Roxane Tussiwand, Ph.D.

Our research focuses on understanding how transcription factors modulate lineage differentiation and function of immune subsets.

“To be or not to be…”
Development of hematopoietic cells occurs in the primary lymphoid organs and requires a complex transcriptional network that promotes the progression from an uncommitted self-renewing stem cell progenitor to a mature cell. Upon achievement of a mature state, the genomic landscape as well as the transcriptional profile of each subset will define its functional properties.

Dendritic cells (DC)
Dendritic cells are key players of the immune system. In peripheral tissues DCs capture antigens and present it to T cells. During infections or inflammation DCs initiate and orchestrate adaptive immunity by recognizing pathogens, secreting cytokines and shaping the appropriate inflammatory milieu. Our group is studying the different DC subsets: how they develop and how they function under steady state as well as under inflammatory conditions.

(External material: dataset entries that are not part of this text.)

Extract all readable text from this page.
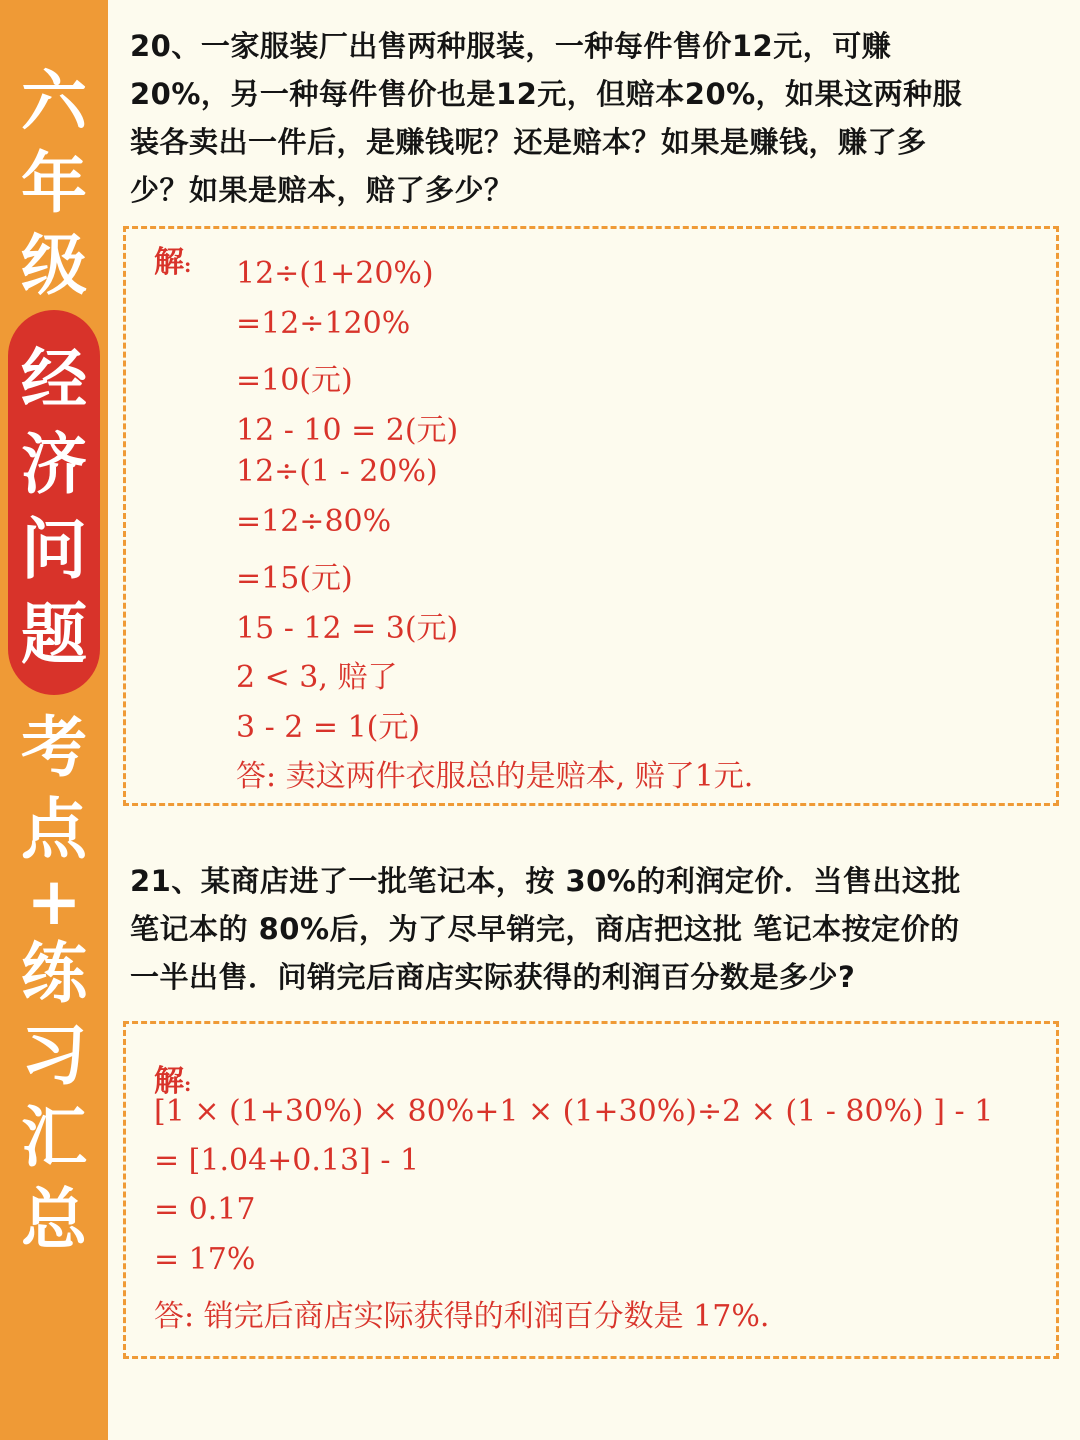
六
年
级
经
济
问
题
考
点
+
练
习
汇
总

20、一家服装厂出售两种服装，一种每件售价12元，可赚
20%，另一种每件售价也是12元，但赔本20%，如果这两种服
装各卖出一件后，是赚钱呢？还是赔本？如果是赚钱，赚了多
少？如果是赔本，赔了多少？

解: 12÷(1+20%)

=12÷120%

=10(元)

12 - 10 = 2(元)

12÷(1 - 20%)

=12÷80%

=15(元)

15 - 12 = 3(元)

2 < 3, 赔了

3 - 2 = 1(元)

答: 卖这两件衣服总的是赔本, 赔了1元.

21、某商店进了一批笔记本，按 30%的利润定价．当售出这批
笔记本的 80%后，为了尽早销完，商店把这批 笔记本按定价的
一半出售．问销完后商店实际获得的利润百分数是多少?

解:

[1 × (1+30%) × 80%+1 × (1+30%)÷2 × (1 - 80%) ] - 1

= [1.04+0.13] - 1

= 0.17

= 17%

答: 销完后商店实际获得的利润百分数是 17%.
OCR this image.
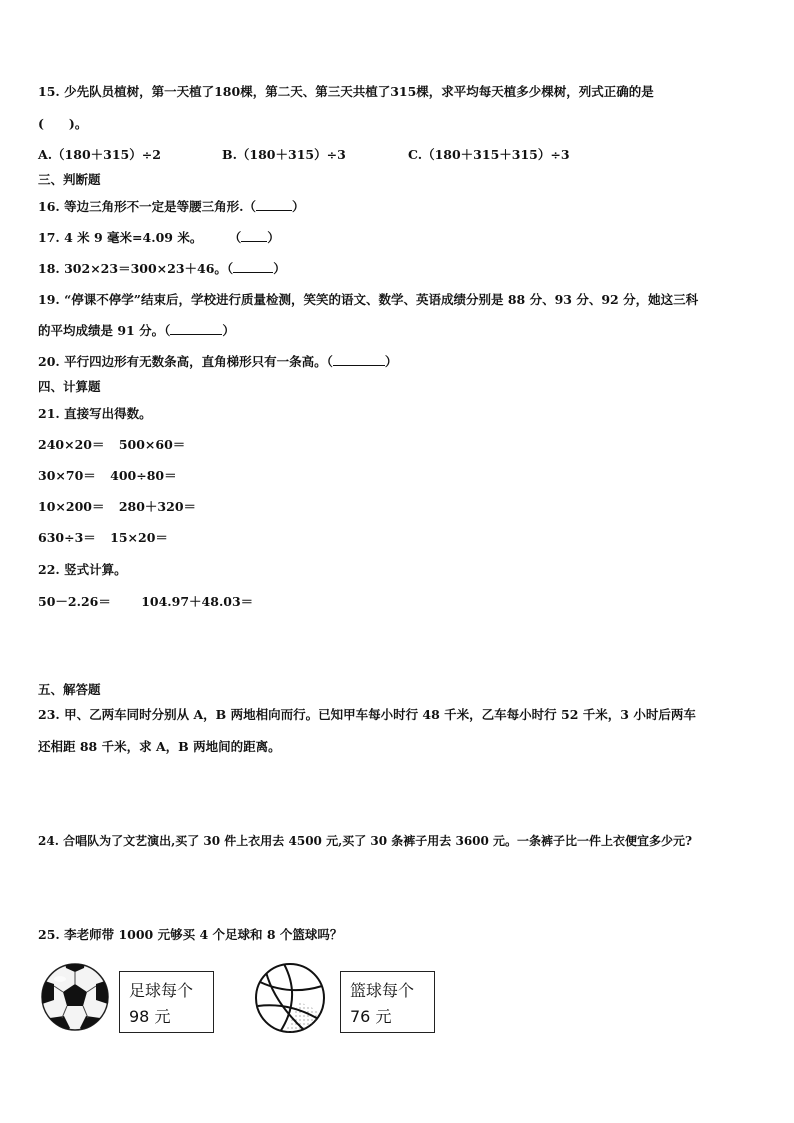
15. 少先队员植树，第一天植了180棵，第二天、第三天共植了315棵，求平均每天植多少棵树，列式正确的是
(　　)。
A.（180＋315）÷2	B.（180＋315）÷3	C.（180＋315＋315）÷3
三、判断题
16. 等边三角形不一定是等腰三角形.（	）
17. 4 米 9 毫米=4.09 米。 （ ）
18. 302×23＝300×23＋46。（	）
19. “停课不停学”结束后，学校进行质量检测，笑笑的语文、数学、英语成绩分别是 88 分、93 分、92 分，她这三科
的平均成绩是 91 分。（	）
20. 平行四边形有无数条高，直角梯形只有一条高。（	）
四、计算题
21. 直接写出得数。
240×20＝ 500×60＝
30×70＝ 400÷80＝
10×200＝ 280＋320＝
630÷3＝ 15×20＝
22. 竖式计算。
50－2.26＝ 104.97＋48.03＝
五、解答题
23. 甲、乙两车同时分别从 A，B 两地相向而行。已知甲车每小时行 48 千米，乙车每小时行 52 千米，3 小时后两车
还相距 88 千米，求 A，B 两地间的距离。
24. 合唱队为了文艺演出,买了 30 件上衣用去 4500 元,买了 30 条裤子用去 3600 元。一条裤子比一件上衣便宜多少元?
25. 李老师带 1000 元够买 4 个足球和 8 个篮球吗？
足球每个
98 元
篮球每个
76 元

Early hematopoietic lineage commitment
The first choice during lineage commitment appears to split myeloid from lymphoid development. However increasing evidence suggests that lympho-myeloid diversification is not as restrictive. An unexpected heterogeneity characterizes mature subsets. We aim to understand how lymphoid and myeloid commitment is transcriptionally defined and whether the lineage of origin translates into specialized functional properties across different subsets.